Personal information
- Full name: Jasar Takak
- Date of birth: 4 March 1982 (age 43)
- Place of birth: 's-Hertogenbosch, Netherlands
- Height: 1.71 m (5 ft 7+1⁄2 in)
- Position(s): Midfielder

Youth career
- RKVV Sint-Michielsgestel
- 1993–2002: PSV

Senior career*
- Years: Team / Apps / (Gls)
- 2002–2006: PSV / 0 / (0)
- 2003–2004: → Zwolle (loan) / 34 / (8)
- 2004–2005: → RKC Waalwijk (loan) / 22 / (4)
- 2005–2006: → NEC (loan) / 21 / (2)
- 2007–2008: Vitesse / 23 / (1)
- 2009–2010: VVV-Venlo / 8 / (0)
- 2012: Cambuur / 7 / (0)
- 2012: Etar 1924 / 4 / (0)

= Jasar Takak =

Dutch former professional footballer (born 1982)

Jasar Takak (born 4 March 1982) is a Dutch former professional footballer who played as a midfielder.

== Career ==

=== Early career ===
Born in 's-Hertogenbosch by Assyrian parents originally from Turkey, Takak started his career with local side RKVV Sint-Michielsgestel. Takak was a big fan of PSV Eindhoven, and after impressing PSV scouts and staff on an arranged talent day, he joined their youth at age eleven.

=== PSV ===
In 2002, Takak was promoted to the PSV first team. Although being a part of the first-team squad, he never made any appearances for the first team. In September 2003, FC Zwolle signing him on a one-year loan deal after he had impressed in a friendly. In Zwolle, he established himself in the starting lineup and managed to score eight goals.

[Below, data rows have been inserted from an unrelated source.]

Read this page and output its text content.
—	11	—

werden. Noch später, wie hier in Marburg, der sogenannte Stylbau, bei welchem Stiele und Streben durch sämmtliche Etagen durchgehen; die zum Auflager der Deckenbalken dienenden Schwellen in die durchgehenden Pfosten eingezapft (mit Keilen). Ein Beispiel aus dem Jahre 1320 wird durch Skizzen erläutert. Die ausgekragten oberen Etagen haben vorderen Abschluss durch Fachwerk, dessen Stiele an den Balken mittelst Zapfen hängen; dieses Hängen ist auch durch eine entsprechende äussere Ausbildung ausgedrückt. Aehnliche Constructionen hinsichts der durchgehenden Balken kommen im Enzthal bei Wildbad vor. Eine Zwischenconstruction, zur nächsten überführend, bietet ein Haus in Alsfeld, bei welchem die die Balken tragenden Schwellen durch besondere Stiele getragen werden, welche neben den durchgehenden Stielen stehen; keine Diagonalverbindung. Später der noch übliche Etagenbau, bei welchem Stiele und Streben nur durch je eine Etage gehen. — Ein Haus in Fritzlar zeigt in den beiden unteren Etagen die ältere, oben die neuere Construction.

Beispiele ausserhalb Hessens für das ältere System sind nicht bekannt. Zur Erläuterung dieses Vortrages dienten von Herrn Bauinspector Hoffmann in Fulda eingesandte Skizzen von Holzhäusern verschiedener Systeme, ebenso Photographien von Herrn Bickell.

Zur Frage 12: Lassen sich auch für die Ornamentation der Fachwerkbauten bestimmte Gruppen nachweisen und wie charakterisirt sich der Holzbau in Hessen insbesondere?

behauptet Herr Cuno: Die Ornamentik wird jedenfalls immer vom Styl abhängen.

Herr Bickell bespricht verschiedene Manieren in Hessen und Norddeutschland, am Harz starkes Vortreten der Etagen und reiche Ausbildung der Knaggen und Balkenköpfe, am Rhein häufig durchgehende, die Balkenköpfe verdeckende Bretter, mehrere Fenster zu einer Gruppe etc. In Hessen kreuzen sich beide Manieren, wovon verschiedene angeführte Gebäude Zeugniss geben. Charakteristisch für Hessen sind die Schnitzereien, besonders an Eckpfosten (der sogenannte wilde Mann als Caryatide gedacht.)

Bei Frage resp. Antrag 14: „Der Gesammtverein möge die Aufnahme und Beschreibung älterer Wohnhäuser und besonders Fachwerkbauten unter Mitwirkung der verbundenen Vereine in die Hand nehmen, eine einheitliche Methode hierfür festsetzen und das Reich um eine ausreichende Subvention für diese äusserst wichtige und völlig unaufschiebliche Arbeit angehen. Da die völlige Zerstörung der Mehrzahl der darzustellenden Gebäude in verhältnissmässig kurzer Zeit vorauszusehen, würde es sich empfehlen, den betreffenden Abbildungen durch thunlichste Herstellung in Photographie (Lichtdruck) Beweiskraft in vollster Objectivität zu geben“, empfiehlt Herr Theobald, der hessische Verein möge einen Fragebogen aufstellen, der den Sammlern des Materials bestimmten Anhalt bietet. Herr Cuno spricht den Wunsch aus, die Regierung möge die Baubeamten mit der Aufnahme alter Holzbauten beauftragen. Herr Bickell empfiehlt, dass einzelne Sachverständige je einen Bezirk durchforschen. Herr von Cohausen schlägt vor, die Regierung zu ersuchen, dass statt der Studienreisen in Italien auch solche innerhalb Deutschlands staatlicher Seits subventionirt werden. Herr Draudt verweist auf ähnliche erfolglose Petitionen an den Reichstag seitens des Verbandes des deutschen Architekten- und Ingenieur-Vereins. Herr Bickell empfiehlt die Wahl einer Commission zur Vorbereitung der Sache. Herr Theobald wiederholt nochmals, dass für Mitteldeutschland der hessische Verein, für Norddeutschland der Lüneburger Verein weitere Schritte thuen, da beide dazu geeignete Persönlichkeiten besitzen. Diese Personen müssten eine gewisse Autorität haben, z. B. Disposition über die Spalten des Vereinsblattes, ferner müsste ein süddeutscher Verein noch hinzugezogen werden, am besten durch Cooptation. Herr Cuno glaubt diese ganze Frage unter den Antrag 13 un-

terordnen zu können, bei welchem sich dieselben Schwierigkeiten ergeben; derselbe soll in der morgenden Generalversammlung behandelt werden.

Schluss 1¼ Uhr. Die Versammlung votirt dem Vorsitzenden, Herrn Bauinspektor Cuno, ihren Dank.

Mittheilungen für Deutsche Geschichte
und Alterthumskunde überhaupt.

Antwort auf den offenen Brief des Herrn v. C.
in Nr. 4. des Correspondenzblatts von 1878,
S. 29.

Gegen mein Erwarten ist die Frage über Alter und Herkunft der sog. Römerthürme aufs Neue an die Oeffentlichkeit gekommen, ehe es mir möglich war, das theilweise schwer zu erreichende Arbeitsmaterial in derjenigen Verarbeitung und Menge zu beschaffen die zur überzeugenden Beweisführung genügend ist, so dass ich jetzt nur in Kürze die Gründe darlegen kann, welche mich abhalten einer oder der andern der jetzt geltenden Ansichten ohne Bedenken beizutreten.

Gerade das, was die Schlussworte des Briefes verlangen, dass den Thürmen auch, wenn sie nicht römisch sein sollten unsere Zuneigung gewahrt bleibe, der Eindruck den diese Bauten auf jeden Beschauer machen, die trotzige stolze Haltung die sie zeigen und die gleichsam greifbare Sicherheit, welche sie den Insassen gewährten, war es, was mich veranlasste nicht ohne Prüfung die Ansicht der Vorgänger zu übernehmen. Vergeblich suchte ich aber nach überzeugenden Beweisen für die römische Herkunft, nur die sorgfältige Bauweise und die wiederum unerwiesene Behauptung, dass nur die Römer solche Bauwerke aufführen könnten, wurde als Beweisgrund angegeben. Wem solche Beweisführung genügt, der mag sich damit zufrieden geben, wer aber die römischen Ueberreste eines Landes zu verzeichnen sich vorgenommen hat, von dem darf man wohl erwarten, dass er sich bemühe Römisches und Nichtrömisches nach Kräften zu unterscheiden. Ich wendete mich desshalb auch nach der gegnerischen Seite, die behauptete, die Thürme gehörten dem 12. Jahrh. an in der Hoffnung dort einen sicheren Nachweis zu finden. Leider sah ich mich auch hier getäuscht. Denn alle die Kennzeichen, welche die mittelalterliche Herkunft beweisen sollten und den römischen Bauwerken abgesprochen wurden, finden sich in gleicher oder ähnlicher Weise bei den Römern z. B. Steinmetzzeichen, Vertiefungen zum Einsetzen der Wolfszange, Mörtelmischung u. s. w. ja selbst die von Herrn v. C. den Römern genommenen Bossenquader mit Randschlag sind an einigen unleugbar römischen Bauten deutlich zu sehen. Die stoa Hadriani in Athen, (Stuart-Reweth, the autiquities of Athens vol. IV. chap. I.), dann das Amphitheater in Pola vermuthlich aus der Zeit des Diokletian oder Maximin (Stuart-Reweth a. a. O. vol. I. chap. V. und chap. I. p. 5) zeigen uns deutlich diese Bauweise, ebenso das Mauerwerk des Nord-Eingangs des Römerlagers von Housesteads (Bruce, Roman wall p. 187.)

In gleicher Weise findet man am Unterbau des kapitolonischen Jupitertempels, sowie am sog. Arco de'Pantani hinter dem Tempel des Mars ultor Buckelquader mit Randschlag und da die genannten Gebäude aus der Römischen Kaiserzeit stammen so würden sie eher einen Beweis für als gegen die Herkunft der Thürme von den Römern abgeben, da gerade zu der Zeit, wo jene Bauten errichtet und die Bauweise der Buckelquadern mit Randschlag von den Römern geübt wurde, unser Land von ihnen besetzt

Despite impressing, it was decided that Takak would once again be loaned out for another season. Several clubs showed their interest, ultimately choosing to play for RKC Waalwijk. Once again, he was loaned out for one season.

In the summer of 2005, he returned to PSV, where his contract was terminated, effectively making him a free agent. After attracting the interest from several Dutch clubs, he signed a loan deal with NEC. With NEC, he established himself in the starting lineup, but after manager Cees Lok's dismissal, he lost his starting position and left NEC after only one season – without signing a new deal. His contract with PSV had, and Takak spent the 2006–07 season outside professional football, choosing instead to focus on other ventures.

=== Vitesse ===
After spending the season on the training ground of Roda JC, Takak signed a one-year contract with Vitesse. Although making some strong appearances, he was not offered a contract extension.
Again, he received no considerable interest, but was eventually invited to train with Willem II, to keep up his fitness.

=== VVV-Venlo ===
In the 2009–10 pre-season, he was invited for training with VVV-Venlo where he impresses the staff. However, due to limited funds he was only offered an amateur-deal with VVV. He once again signed a one-year contract.

Takak was released at the end of the 2009–10 season.

=== SC Cambuur ===
In January 2012, after being a free agent for one and a half year, Takak signed with SC Cambuur until the end of the season.

=== Etar Veliko Tarnovo ===
He signed with Etar 1924 in 2012 after being approved by manager Serdar Dayat.